À compter du 1er août 2026, le taux du Livret A passe de 1,50 % à 1,70 %. Une hausse modeste mais bien réelle, qui concerne près de 57 millions de détenteurs en France. Voici ce que ce nouveau taux change concrètement pour votre épargne, comment il a été calculé et pourquoi il ne suffit pas, à lui seul, à protéger votre pouvoir d’achat.
Ce qui change au 1er août 2026
Le taux du Livret A, gelé à 1,50 % depuis le 1er février 2026, est relevé à 1,70 %. Le Livret de développement durable et solidaire (LDDS), dont la rémunération est indexée sur celle du Livret A, suit exactement le même mouvement et affiche lui aussi 1,70 %. Concrètement, pour un Livret A rempli au plafond de 22 950 euros, l’écart entre 1,50 % et 1,70 % représente environ 46 euros d’intérêts supplémentaires sur une année pleine.
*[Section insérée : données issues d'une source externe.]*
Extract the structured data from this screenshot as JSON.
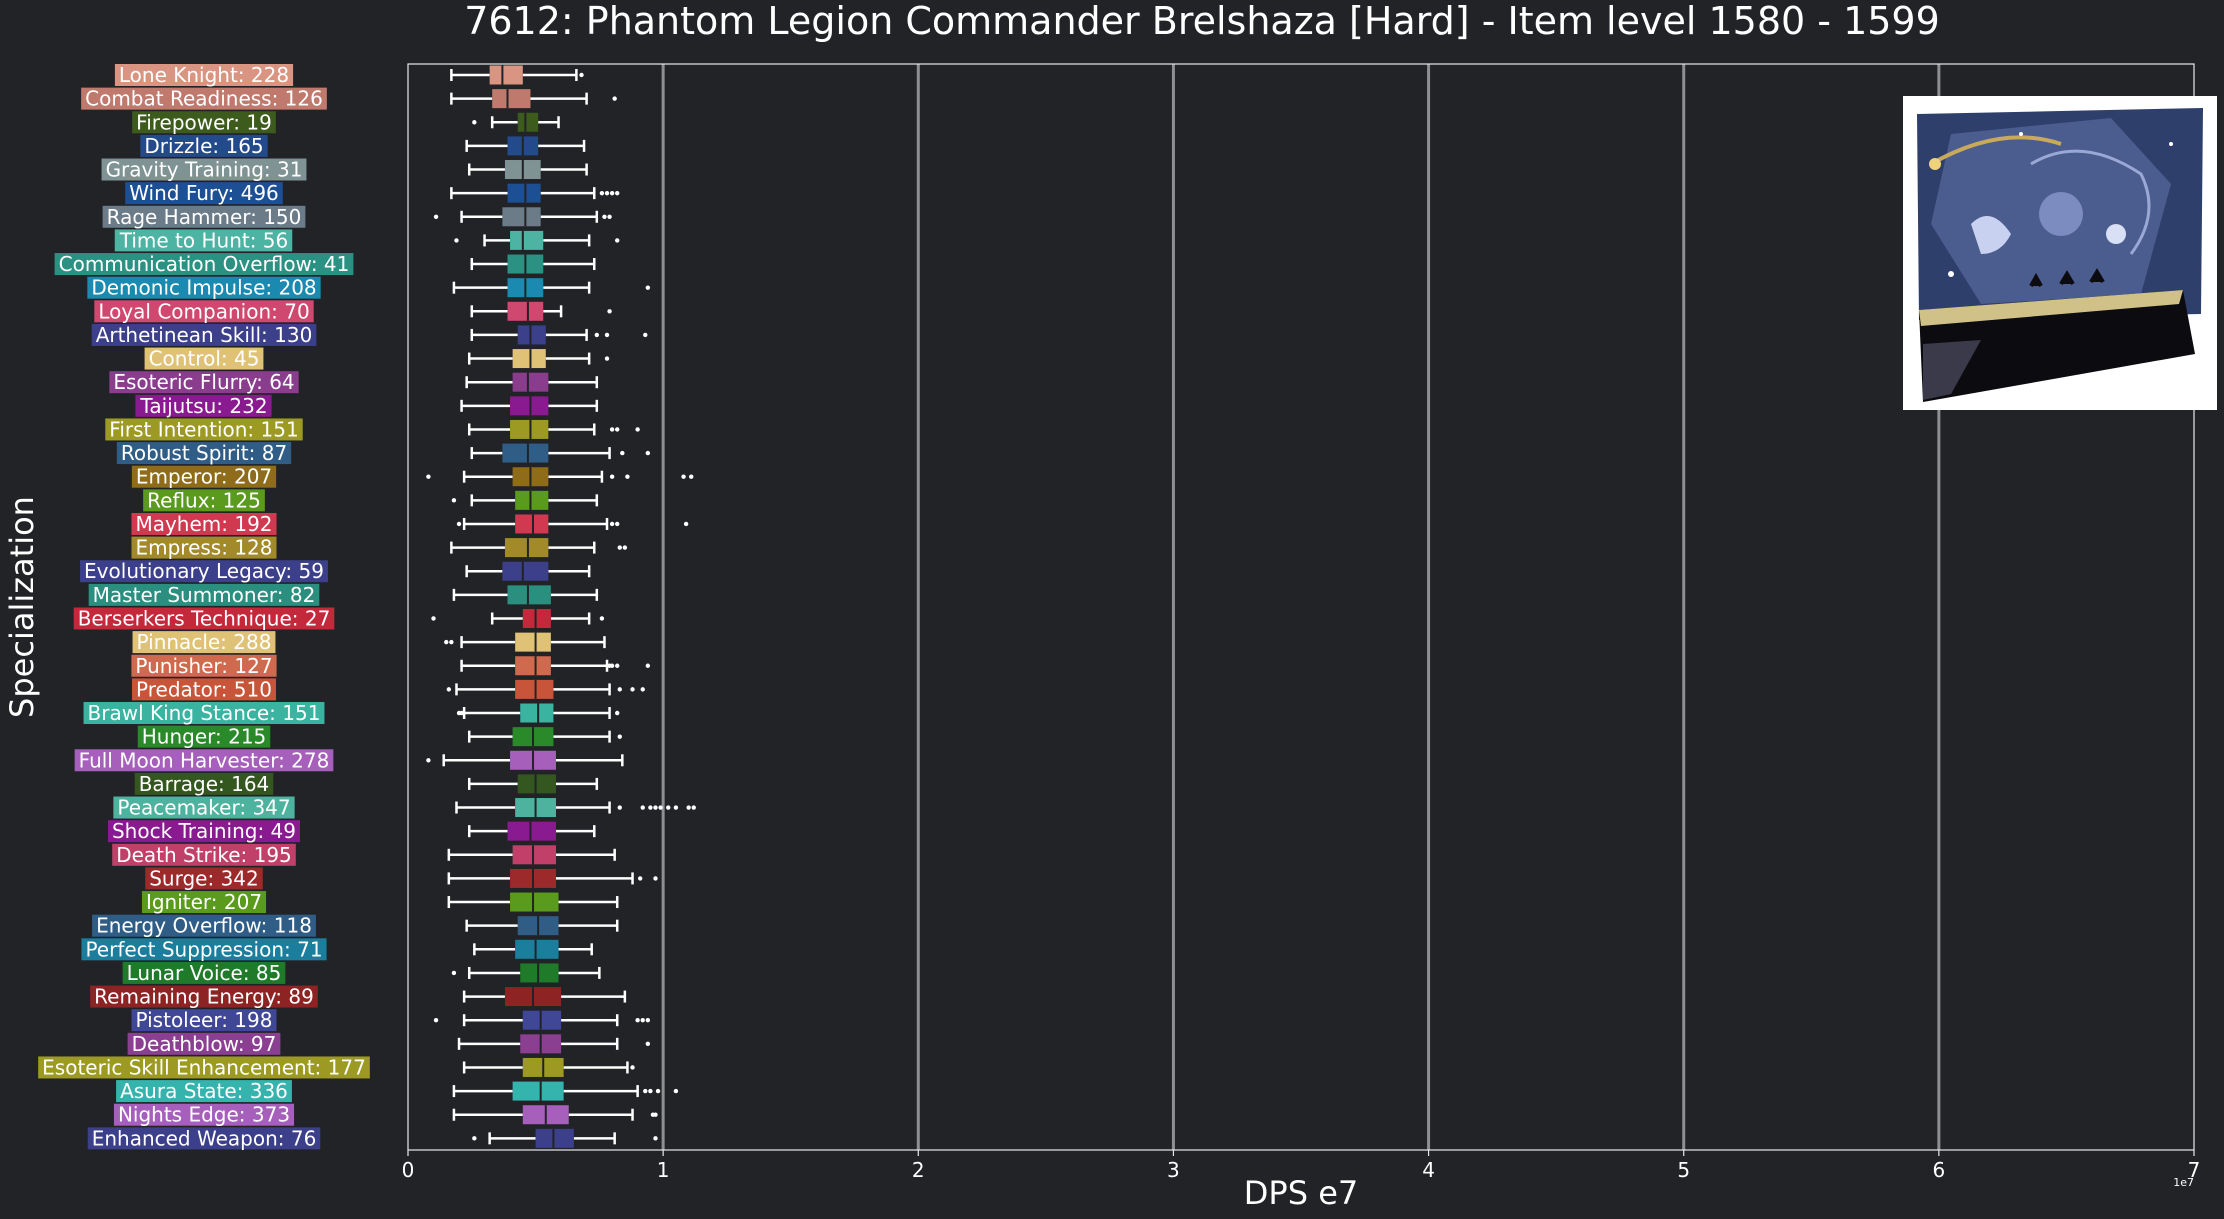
{
  "chart_data": {
    "type": "box",
    "title": "7612: Phantom Legion Commander Brelshaza [Hard] - Item level 1580 - 1599",
    "xlabel": "DPS e7",
    "ylabel": "Specialization",
    "x_exponent_label": "1e7",
    "xlim": [
      0,
      7
    ],
    "xticks": [
      0,
      1,
      2,
      3,
      4,
      5,
      6,
      7
    ],
    "xtick_labels": [
      "0",
      "1",
      "2",
      "3",
      "4",
      "5",
      "6",
      "7"
    ],
    "grid": "vertical",
    "series": [
      {
        "label": "Lone Knight: 228",
        "color": "#d99581",
        "whislo": 0.17,
        "q1": 0.32,
        "median": 0.37,
        "q3": 0.45,
        "whishi": 0.66,
        "fliers": [
          0.68
        ]
      },
      {
        "label": "Combat Readiness: 126",
        "color": "#c0796d",
        "whislo": 0.17,
        "q1": 0.33,
        "median": 0.39,
        "q3": 0.48,
        "whishi": 0.7,
        "fliers": [
          0.81
        ]
      },
      {
        "label": "Firepower: 19",
        "color": "#3c5b1c",
        "whislo": 0.33,
        "q1": 0.43,
        "median": 0.46,
        "q3": 0.51,
        "whishi": 0.59,
        "fliers": [
          0.26
        ]
      },
      {
        "label": "Drizzle: 165",
        "color": "#234a8a",
        "whislo": 0.23,
        "q1": 0.39,
        "median": 0.45,
        "q3": 0.51,
        "whishi": 0.69,
        "fliers": []
      },
      {
        "label": "Gravity Training: 31",
        "color": "#7f9294",
        "whislo": 0.24,
        "q1": 0.38,
        "median": 0.45,
        "q3": 0.52,
        "whishi": 0.7,
        "fliers": []
      },
      {
        "label": "Wind Fury: 496",
        "color": "#1d4f94",
        "whislo": 0.17,
        "q1": 0.39,
        "median": 0.46,
        "q3": 0.52,
        "whishi": 0.73,
        "fliers": [
          0.76,
          0.78,
          0.8,
          0.82
        ]
      },
      {
        "label": "Rage Hammer: 150",
        "color": "#6b7b88",
        "whislo": 0.21,
        "q1": 0.37,
        "median": 0.46,
        "q3": 0.52,
        "whishi": 0.74,
        "fliers": [
          0.11,
          0.77,
          0.79
        ]
      },
      {
        "label": "Time to Hunt: 56",
        "color": "#4db3a3",
        "whislo": 0.3,
        "q1": 0.4,
        "median": 0.45,
        "q3": 0.53,
        "whishi": 0.71,
        "fliers": [
          0.19,
          0.82
        ]
      },
      {
        "label": "Communication Overflow: 41",
        "color": "#2a9183",
        "whislo": 0.25,
        "q1": 0.39,
        "median": 0.46,
        "q3": 0.53,
        "whishi": 0.73,
        "fliers": []
      },
      {
        "label": "Demonic Impulse: 208",
        "color": "#1b8ab1",
        "whislo": 0.18,
        "q1": 0.39,
        "median": 0.46,
        "q3": 0.53,
        "whishi": 0.71,
        "fliers": [
          0.94
        ]
      },
      {
        "label": "Loyal Companion: 70",
        "color": "#d0476f",
        "whislo": 0.25,
        "q1": 0.39,
        "median": 0.47,
        "q3": 0.53,
        "whishi": 0.6,
        "fliers": [
          0.79
        ]
      },
      {
        "label": "Arthetinean Skill: 130",
        "color": "#3c3f8a",
        "whislo": 0.25,
        "q1": 0.43,
        "median": 0.48,
        "q3": 0.54,
        "whishi": 0.7,
        "fliers": [
          0.74,
          0.78,
          0.93
        ]
      },
      {
        "label": "Control: 45",
        "color": "#e0c277",
        "whislo": 0.24,
        "q1": 0.41,
        "median": 0.48,
        "q3": 0.54,
        "whishi": 0.71,
        "fliers": [
          0.78
        ]
      },
      {
        "label": "Esoteric Flurry: 64",
        "color": "#8a3c8d",
        "whislo": 0.23,
        "q1": 0.41,
        "median": 0.47,
        "q3": 0.55,
        "whishi": 0.74,
        "fliers": []
      },
      {
        "label": "Taijutsu: 232",
        "color": "#8a1a8f",
        "whislo": 0.21,
        "q1": 0.4,
        "median": 0.48,
        "q3": 0.55,
        "whishi": 0.74,
        "fliers": []
      },
      {
        "label": "First Intention: 151",
        "color": "#9c9a22",
        "whislo": 0.24,
        "q1": 0.4,
        "median": 0.48,
        "q3": 0.55,
        "whishi": 0.73,
        "fliers": [
          0.8,
          0.82,
          0.9
        ]
      },
      {
        "label": "Robust Spirit: 87",
        "color": "#2f5d86",
        "whislo": 0.25,
        "q1": 0.37,
        "median": 0.47,
        "q3": 0.55,
        "whishi": 0.79,
        "fliers": [
          0.84,
          0.94
        ]
      },
      {
        "label": "Emperor: 207",
        "color": "#8e6c1a",
        "whislo": 0.22,
        "q1": 0.41,
        "median": 0.48,
        "q3": 0.55,
        "whishi": 0.76,
        "fliers": [
          0.08,
          0.8,
          0.86,
          1.08,
          1.11
        ]
      },
      {
        "label": "Reflux: 125",
        "color": "#5a9a1c",
        "whislo": 0.25,
        "q1": 0.42,
        "median": 0.48,
        "q3": 0.55,
        "whishi": 0.74,
        "fliers": [
          0.18
        ]
      },
      {
        "label": "Mayhem: 192",
        "color": "#d0394f",
        "whislo": 0.22,
        "q1": 0.42,
        "median": 0.49,
        "q3": 0.55,
        "whishi": 0.78,
        "fliers": [
          0.2,
          0.8,
          0.82,
          1.09
        ]
      },
      {
        "label": "Empress: 128",
        "color": "#a28a2a",
        "whislo": 0.17,
        "q1": 0.38,
        "median": 0.47,
        "q3": 0.55,
        "whishi": 0.73,
        "fliers": [
          0.83,
          0.85
        ]
      },
      {
        "label": "Evolutionary Legacy: 59",
        "color": "#3c3f8a",
        "whislo": 0.23,
        "q1": 0.37,
        "median": 0.45,
        "q3": 0.55,
        "whishi": 0.71,
        "fliers": []
      },
      {
        "label": "Master Summoner: 82",
        "color": "#2a8f7f",
        "whislo": 0.18,
        "q1": 0.39,
        "median": 0.47,
        "q3": 0.56,
        "whishi": 0.74,
        "fliers": []
      },
      {
        "label": "Berserkers Technique: 27",
        "color": "#c4283b",
        "whislo": 0.33,
        "q1": 0.45,
        "median": 0.5,
        "q3": 0.56,
        "whishi": 0.71,
        "fliers": [
          0.1,
          0.76
        ]
      },
      {
        "label": "Pinnacle: 288",
        "color": "#e0c277",
        "whislo": 0.21,
        "q1": 0.42,
        "median": 0.5,
        "q3": 0.56,
        "whishi": 0.77,
        "fliers": [
          0.15,
          0.17
        ]
      },
      {
        "label": "Punisher: 127",
        "color": "#cf6a4e",
        "whislo": 0.21,
        "q1": 0.42,
        "median": 0.5,
        "q3": 0.56,
        "whishi": 0.78,
        "fliers": [
          0.79,
          0.8,
          0.82,
          0.94
        ]
      },
      {
        "label": "Predator: 510",
        "color": "#c8553a",
        "whislo": 0.19,
        "q1": 0.42,
        "median": 0.5,
        "q3": 0.57,
        "whishi": 0.79,
        "fliers": [
          0.16,
          0.83,
          0.88,
          0.92
        ]
      },
      {
        "label": "Brawl King Stance: 151",
        "color": "#3ab3a0",
        "whislo": 0.22,
        "q1": 0.44,
        "median": 0.51,
        "q3": 0.57,
        "whishi": 0.79,
        "fliers": [
          0.2,
          0.21,
          0.82
        ]
      },
      {
        "label": "Hunger: 215",
        "color": "#2a8a2a",
        "whislo": 0.24,
        "q1": 0.41,
        "median": 0.49,
        "q3": 0.57,
        "whishi": 0.79,
        "fliers": [
          0.83
        ]
      },
      {
        "label": "Full Moon Harvester: 278",
        "color": "#a65fba",
        "whislo": 0.14,
        "q1": 0.4,
        "median": 0.49,
        "q3": 0.58,
        "whishi": 0.84,
        "fliers": [
          0.08
        ]
      },
      {
        "label": "Barrage: 164",
        "color": "#34561f",
        "whislo": 0.24,
        "q1": 0.43,
        "median": 0.5,
        "q3": 0.58,
        "whishi": 0.74,
        "fliers": []
      },
      {
        "label": "Peacemaker: 347",
        "color": "#4db39f",
        "whislo": 0.19,
        "q1": 0.42,
        "median": 0.5,
        "q3": 0.58,
        "whishi": 0.79,
        "fliers": [
          0.83,
          0.92,
          0.95,
          0.97,
          0.99,
          1.02,
          1.05,
          1.1,
          1.12
        ]
      },
      {
        "label": "Shock Training: 49",
        "color": "#8a1a8f",
        "whislo": 0.24,
        "q1": 0.39,
        "median": 0.48,
        "q3": 0.58,
        "whishi": 0.73,
        "fliers": []
      },
      {
        "label": "Death Strike: 195",
        "color": "#c0406a",
        "whislo": 0.16,
        "q1": 0.41,
        "median": 0.49,
        "q3": 0.58,
        "whishi": 0.81,
        "fliers": []
      },
      {
        "label": "Surge: 342",
        "color": "#9c2a2a",
        "whislo": 0.16,
        "q1": 0.4,
        "median": 0.49,
        "q3": 0.58,
        "whishi": 0.88,
        "fliers": [
          0.91,
          0.97
        ]
      },
      {
        "label": "Igniter: 207",
        "color": "#5a9a1c",
        "whislo": 0.16,
        "q1": 0.4,
        "median": 0.49,
        "q3": 0.59,
        "whishi": 0.82,
        "fliers": []
      },
      {
        "label": "Energy Overflow: 118",
        "color": "#2f5d86",
        "whislo": 0.23,
        "q1": 0.43,
        "median": 0.51,
        "q3": 0.59,
        "whishi": 0.82,
        "fliers": []
      },
      {
        "label": "Perfect Suppression: 71",
        "color": "#1b7e9c",
        "whislo": 0.26,
        "q1": 0.42,
        "median": 0.5,
        "q3": 0.59,
        "whishi": 0.72,
        "fliers": []
      },
      {
        "label": "Lunar Voice: 85",
        "color": "#1f7a2a",
        "whislo": 0.24,
        "q1": 0.44,
        "median": 0.51,
        "q3": 0.59,
        "whishi": 0.75,
        "fliers": [
          0.18
        ]
      },
      {
        "label": "Remaining Energy: 89",
        "color": "#8e2323",
        "whislo": 0.22,
        "q1": 0.38,
        "median": 0.49,
        "q3": 0.6,
        "whishi": 0.85,
        "fliers": []
      },
      {
        "label": "Pistoleer: 198",
        "color": "#3f4796",
        "whislo": 0.22,
        "q1": 0.45,
        "median": 0.52,
        "q3": 0.6,
        "whishi": 0.82,
        "fliers": [
          0.11,
          0.9,
          0.92,
          0.94
        ]
      },
      {
        "label": "Deathblow: 97",
        "color": "#8a3f91",
        "whislo": 0.2,
        "q1": 0.44,
        "median": 0.52,
        "q3": 0.6,
        "whishi": 0.82,
        "fliers": [
          0.94
        ]
      },
      {
        "label": "Esoteric Skill Enhancement: 177",
        "color": "#9c9a22",
        "whislo": 0.22,
        "q1": 0.45,
        "median": 0.53,
        "q3": 0.61,
        "whishi": 0.86,
        "fliers": [
          0.88
        ]
      },
      {
        "label": "Asura State: 336",
        "color": "#35b3ad",
        "whislo": 0.18,
        "q1": 0.41,
        "median": 0.52,
        "q3": 0.61,
        "whishi": 0.9,
        "fliers": [
          0.93,
          0.95,
          0.98,
          1.05
        ]
      },
      {
        "label": "Nights Edge: 373",
        "color": "#a65fba",
        "whislo": 0.18,
        "q1": 0.45,
        "median": 0.54,
        "q3": 0.63,
        "whishi": 0.88,
        "fliers": [
          0.96,
          0.97
        ]
      },
      {
        "label": "Enhanced Weapon: 76",
        "color": "#3c3f8a",
        "whislo": 0.32,
        "q1": 0.5,
        "median": 0.57,
        "q3": 0.65,
        "whishi": 0.81,
        "fliers": [
          0.26,
          0.97
        ]
      }
    ]
  }
}
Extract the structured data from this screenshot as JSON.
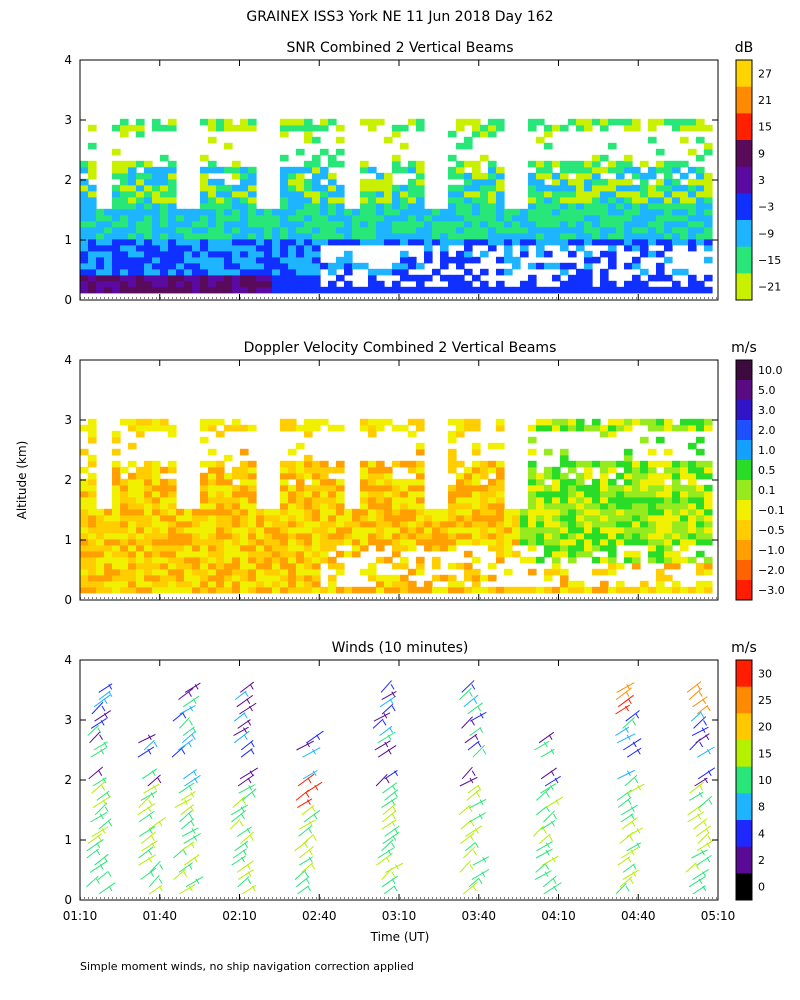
{
  "figure_title": "GRAINEX ISS3 York NE  11 Jun 2018 Day 162",
  "footnote": "Simple moment winds, no ship navigation correction applied",
  "ylabel": "Altitude (km)",
  "xlabel": "Time (UT)",
  "x_ticks": [
    "01:10",
    "01:40",
    "02:10",
    "02:40",
    "03:10",
    "03:40",
    "04:10",
    "04:40",
    "05:10"
  ],
  "y_ticks": [
    "0",
    "1",
    "2",
    "3",
    "4"
  ],
  "chart_data": [
    {
      "type": "heatmap",
      "title": "SNR Combined 2 Vertical Beams",
      "unit": "dB",
      "ylim": [
        0,
        4
      ],
      "colorbar": {
        "labels": [
          "27",
          "21",
          "15",
          "9",
          "3",
          "−3",
          "−9",
          "−15",
          "−21"
        ],
        "colors": [
          "#ffd400",
          "#ff8c00",
          "#ff2000",
          "#5a0a5a",
          "#5a0aa0",
          "#1030ff",
          "#1eb4ff",
          "#28e678",
          "#c8f000"
        ]
      }
    },
    {
      "type": "heatmap",
      "title": "Doppler Velocity Combined 2 Vertical Beams",
      "unit": "m/s",
      "ylim": [
        0,
        4
      ],
      "colorbar": {
        "labels": [
          "10.0",
          "5.0",
          "3.0",
          "2.0",
          "1.0",
          "0.5",
          "0.1",
          "−0.1",
          "−0.5",
          "−1.0",
          "−2.0",
          "−3.0"
        ],
        "colors": [
          "#3c0a3c",
          "#5a0a82",
          "#3214c8",
          "#1e50ff",
          "#14a0ff",
          "#28dc28",
          "#96eb1e",
          "#f0f000",
          "#ffcd00",
          "#ffa000",
          "#ff6400",
          "#ff1e00"
        ]
      }
    },
    {
      "type": "scatter",
      "title": "Winds (10 minutes)",
      "unit": "m/s",
      "ylim": [
        0,
        4
      ],
      "colorbar": {
        "labels": [
          "30",
          "25",
          "20",
          "15",
          "10",
          "8",
          "4",
          "2",
          "0"
        ],
        "colors": [
          "#ff1e00",
          "#ff8c00",
          "#ffc800",
          "#b4f000",
          "#28e678",
          "#1eb4ff",
          "#1e28ff",
          "#5a0a96",
          "#000000"
        ]
      }
    }
  ]
}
Le Livret d’épargne populaire (LEP), réservé aux ménages modestes sous conditions de revenus, ne bouge pas : il se maintient à 2,5 %. La Banque de France a recommandé de ne pas appliquer strictement la formule de calcul, qui aurait fait tomber ce taux à 2,20 %. Les titulaires du LEP conservent donc un léger coup de pouce, dans un contexte où ce produit reste le placement sans risque le plus avantageux.
Pourquoi 1,70 % et pas davantage
Contrairement au LEP, le Livret A a vu sa formule de calcul appliquée à la lettre. Depuis 2021, ce taux correspond à la moyenne semestrielle de l’inflation et des taux interbancaires à court terme (l’indice €STR), arrondie au dixième de point le plus proche. Avec une inflation moyenne de l’ordre de 1,52 % sur les six premiers mois de l’année, le calcul aboutit mécaniquement à 1,7 %. Ni le gouvernement ni la Banque de France n’ont cette fois choisi de « geler » ou de rehausser artificiellement le résultat.
Ce retour à la formule marque une différence avec les mois précédents, durant lesquels le taux avait été maintenu de façon dérogatoire. Pour les épargnants, le message est clair : la rémunération du Livret A suit désormais de près la trajectoire de l’inflation.
Un rendement qui reste sous l’inflation
La bonne nouvelle du relèvement doit être nuancée. L’inflation en rythme annuel est estimée autour de 2 % pour 2026. Avec un Livret A à 1,70 %, le rendement réel de l’épargne réglementée reste donc légèrement négatif : l’argent placé perd un peu de sa valeur au fil du temps. Le Livret A conserve toutefois ses atouts majeurs : disponibilité immédiate, absence de risque et exonération totale d’impôt et de prélèvements sociaux.
Pour ceux qui y sont éligibles, le LEP à 2,5 % demeure la meilleure option pour une épargne de précaution, puisqu’il fait mieux que l’inflation. Diversifier reste par ailleurs pertinent : au-delà de l’épargne de court terme, d’autres placements de long terme peuvent compléter une stratégie patrimoniale, selon l’horizon et l’appétit au risque de chacun.
Faut-il agir avant le 1er août ?
Non : la revalorisation s’applique automatiquement à tous les livrets existants, sans aucune démarche. Il est toutefois utile de vérifier que votre épargne de précaution couvre bien trois à six mois de dépenses courantes, et que votre Livret A n’est pas déjà au plafond. Au-delà, les sommes ne rapportent plus rien : mieux vaut alors les orienter vers un LDDS, un LEP si vous y avez droit, ou d’autres supports. Ce petit arbitrage relève des mêmes réflexes que ceux d’une gestion attentive du budget au quotidien.
Questions fréquentes
Le nouveau taux de 1,70 % s’applique-t-il à mon épargne déjà placée ?
Oui. Le taux révisé s’applique à l’ensemble des sommes présentes sur votre Livret A et votre LDDS dès le 1er août 2026, sans distinction entre l’argent déjà déposé et les versements à venir. Aucune démarche n’est nécessaire.
Le LEP est-il vraiment plus intéressant que le Livret A ?
Pour les personnes éligibles, oui. À 2,5 %, le LEP offre un rendement supérieur au Livret A et à l’inflation attendue. Son plafond est cependant plus bas (10 000 euros) et il est soumis à des conditions de revenus vérifiées chaque année.
Le taux peut-il encore évoluer après août 2026 ?
Oui. Le taux du Livret A est révisé en principe deux fois par an, au 1er février et au 1er août, en fonction de la formule liée à l’inflation et aux taux interbancaires. Une nouvelle révision est donc attendue au 1er février 2027, à la hausse ou à la baisse selon la conjoncture.